By Shoshana Bryen
WASHINGTON, D.C. — Defense Secretary Leon Panetta was to address a mixed U.S.-Afghan audience at Camp Leatherneck in Afghanistan only weeks after six American solders were killed by Afghan soldiers, and days after an American soldier allegedly killed 16 Afghan civilians. That circumstance alone would ensure a tense atmosphere, but the decision to disarm the 200 Marines who planned to hear the secretary should set off further alarm bells.
The Marines were told to take their weapons out of the tent, deposit them in another location, and to return unarmed. Sgt. Maj. Brandon Hall told news outlets that he was acting on orders:
Something has come to light. … I was told to get the weapons out. All I know is I was told to get the weapons out. … Somebody got itchy, that’s all I’ve got to say. Somebody got itchy; we just adjust.
Helmand province Commander Mark Gurganus told the New York Times: “You’ve got one of the most important people in the world in the room.”
He denied any link to the alleged murder of the Afghans. On the other hand, Gurganus also said he gave the order because he didn’t want the Afghan soldiers — disarmed as they normally are under such circumstances — treated differently from the Americans:
This is not a big deal.
Oh, yes it is.
When a U.S. cabinet official presents in a war zone, the first concern has to be that enemies of the United States would try to attack such a high-profile target. The current circumstance in which Afghan soldiers have proved to be somewhat less reliable partners than one might hope (to say this gently) is all the more reason to have the Marines armed and ready for an unexpected circumstance — a hidden knife, or someone charging through the door with an AK-47. Disarming the extra layer of security that the Marine audience would provide is foolish. Even more foolish is the general’s politically correct decision to assuage the potential hurt feelings of the disarmed Afghan soldiers by disarming his own.

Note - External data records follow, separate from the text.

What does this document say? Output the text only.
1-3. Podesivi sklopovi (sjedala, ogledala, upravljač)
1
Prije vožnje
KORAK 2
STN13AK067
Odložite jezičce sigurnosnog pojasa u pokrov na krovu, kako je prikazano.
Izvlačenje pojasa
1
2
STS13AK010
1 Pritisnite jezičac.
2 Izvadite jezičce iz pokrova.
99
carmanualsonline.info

Unless he’s worried about the Marines, which puts us in scary territory.
The president and the defense secretary have not defended the good name of American troops in the past few weeks. The president apologized to President Karzai for the accidental burning of Korans mutilated by Afghan Muslim militants before the whole story came to light. Karzai responded by demanding punishment under Afghan law and then an investigation. General John Allen, commander of the international force in Afghanistan, apologized to the Afghan government and the “noble Afghan people” even as American soldiers were being killed in what should have been the secure confines of the Afghan Interior Ministry. Karzai didn’t seem to feel the need to apologize, nor did our government seem to feel the need to press him.
On the subject of the American soldier suspected of killing Afghan civilians, Gen. Allen said: “The evidence at this point, both in terms of observations and reports and interviews, leads us to believe that he acted as an individual at this point.”

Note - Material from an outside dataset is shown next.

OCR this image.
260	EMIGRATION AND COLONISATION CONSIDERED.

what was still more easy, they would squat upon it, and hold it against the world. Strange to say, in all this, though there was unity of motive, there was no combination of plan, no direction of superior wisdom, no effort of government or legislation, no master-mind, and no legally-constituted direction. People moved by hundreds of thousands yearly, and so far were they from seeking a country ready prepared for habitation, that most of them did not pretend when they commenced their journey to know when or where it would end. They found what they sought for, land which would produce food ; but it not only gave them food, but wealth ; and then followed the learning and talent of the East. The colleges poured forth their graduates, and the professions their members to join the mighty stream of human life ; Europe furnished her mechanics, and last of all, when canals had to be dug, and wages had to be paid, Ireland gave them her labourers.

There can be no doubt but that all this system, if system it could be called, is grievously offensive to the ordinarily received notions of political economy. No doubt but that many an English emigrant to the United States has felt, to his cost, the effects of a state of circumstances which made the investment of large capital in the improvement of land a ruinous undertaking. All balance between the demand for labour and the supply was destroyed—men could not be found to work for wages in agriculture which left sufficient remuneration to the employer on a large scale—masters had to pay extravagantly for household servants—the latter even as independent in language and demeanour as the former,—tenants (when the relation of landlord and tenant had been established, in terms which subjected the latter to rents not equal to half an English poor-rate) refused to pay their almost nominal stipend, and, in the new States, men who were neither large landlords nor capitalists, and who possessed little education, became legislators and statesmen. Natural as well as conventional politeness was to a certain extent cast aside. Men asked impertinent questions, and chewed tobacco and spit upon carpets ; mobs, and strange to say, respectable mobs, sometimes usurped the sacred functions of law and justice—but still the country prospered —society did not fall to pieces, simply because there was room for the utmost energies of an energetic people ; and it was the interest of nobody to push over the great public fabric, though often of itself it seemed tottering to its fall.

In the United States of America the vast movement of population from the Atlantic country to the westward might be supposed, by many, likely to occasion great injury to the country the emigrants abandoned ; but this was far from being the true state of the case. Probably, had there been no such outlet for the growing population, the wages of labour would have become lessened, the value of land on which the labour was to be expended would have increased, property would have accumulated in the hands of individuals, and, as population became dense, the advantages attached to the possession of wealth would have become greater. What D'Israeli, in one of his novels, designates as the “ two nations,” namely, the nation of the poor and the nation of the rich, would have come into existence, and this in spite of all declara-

This curiously echoes the words generally associated with “lone wolf” terrorists in the United States. Secretary Panetta opined on the “lone wolf” soldier on the plane to Afghanistan: he might face the death penalty, Panetta said, an egregiously prejudicial remark about a man who hasn’t been charged yet and who had been diagnosed with a traumatic brain injury during the last of his three tours in Iraq. The soldier was found fit for duty and sent to Afghanistan, raising serious questions that will have to be part of the investigation. But Secretary Panetta appears already to have determined the outcome: soldier fit for trial, let’s talk about the death penalty.

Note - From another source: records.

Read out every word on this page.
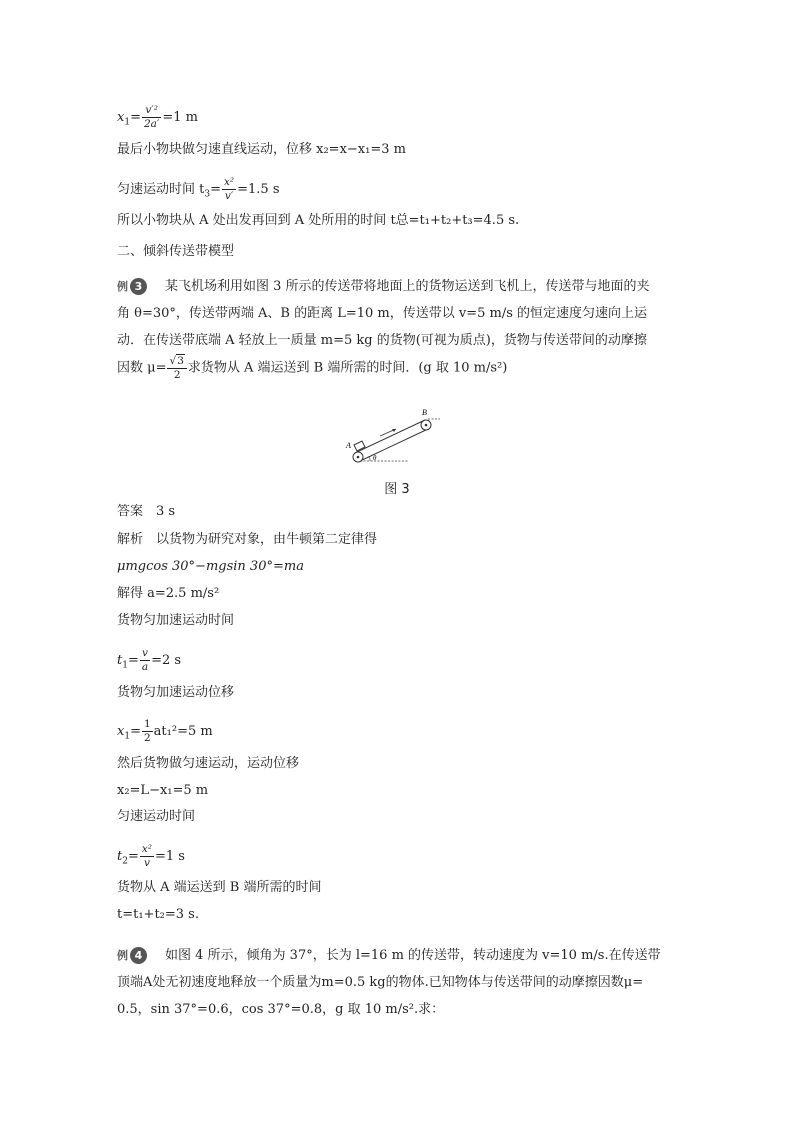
$x_1= \frac{\text{v′²}}{2a'} =1$ m
最后小物块做匀速直线运动，位移 x₂=x−x₁=3 m
匀速运动时间 $t_3= \frac{\text{x²}}{v'} =1.5$ s
所以小物块从 A 处出发再回到 A 处所用的时间 t总=t₁+t₂+t₃=4.5 s.
二、倾斜传送带模型
例 3 某飞机场利用如图 3 所示的传送带将地面上的货物运送到飞机上，传送带与地面的夹
角 θ=30°，传送带两端 A、B 的距离 L=10 m，传送带以 v=5 m/s 的恒定速度匀速向上运
动．在传送带底端 A 轻放上一质量 m=5 kg 的货物(可视为质点)，货物与传送带间的动摩擦
因数 $\mu= \frac{√3}{2}$ 求货物从 A 端运送到 B 端所需的时间．(g 取 10 m/s²)
A
B
θ
图 3
答案　3 s
解析　以货物为研究对象，由牛顿第二定律得
μmgcos 30°−mgsin 30°=ma
解得 a=2.5 m/s²
货物匀加速运动时间
$t_1= \frac{v}{a} =2$ s
货物匀加速运动位移
$x_1= \frac{1}{2} at_1^2=5$ m
然后货物做匀速运动，运动位移
x₂=L−x₁=5 m
匀速运动时间
$t_2= \frac{\text{x²}}{v} =1$ s
货物从 A 端运送到 B 端所需的时间
t=t₁+t₂=3 s.
例 4 如图 4 所示，倾角为 37°，长为 l=16 m 的传送带，转动速度为 v=10 m/s.在传送带
顶端A处无初速度地释放一个质量为m=0.5 kg的物体.已知物体与传送带间的动摩擦因数μ=
0.5，sin 37°=0.6，cos 37°=0.8，g 取 10 m/s².求：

The series of remarks by administration officials and military commanders, solicitous of Afghans and tin-eared towards the American soldiers who fight, build schools, and learn about Afghan agriculture before they deploy emphasizes the distance between the commander in Chief, his deputies, and the troops.
It is more than tin-eared; it is disrespectful of our troops to think the Marines had to be disarmed before they listened to the secretary of Defense.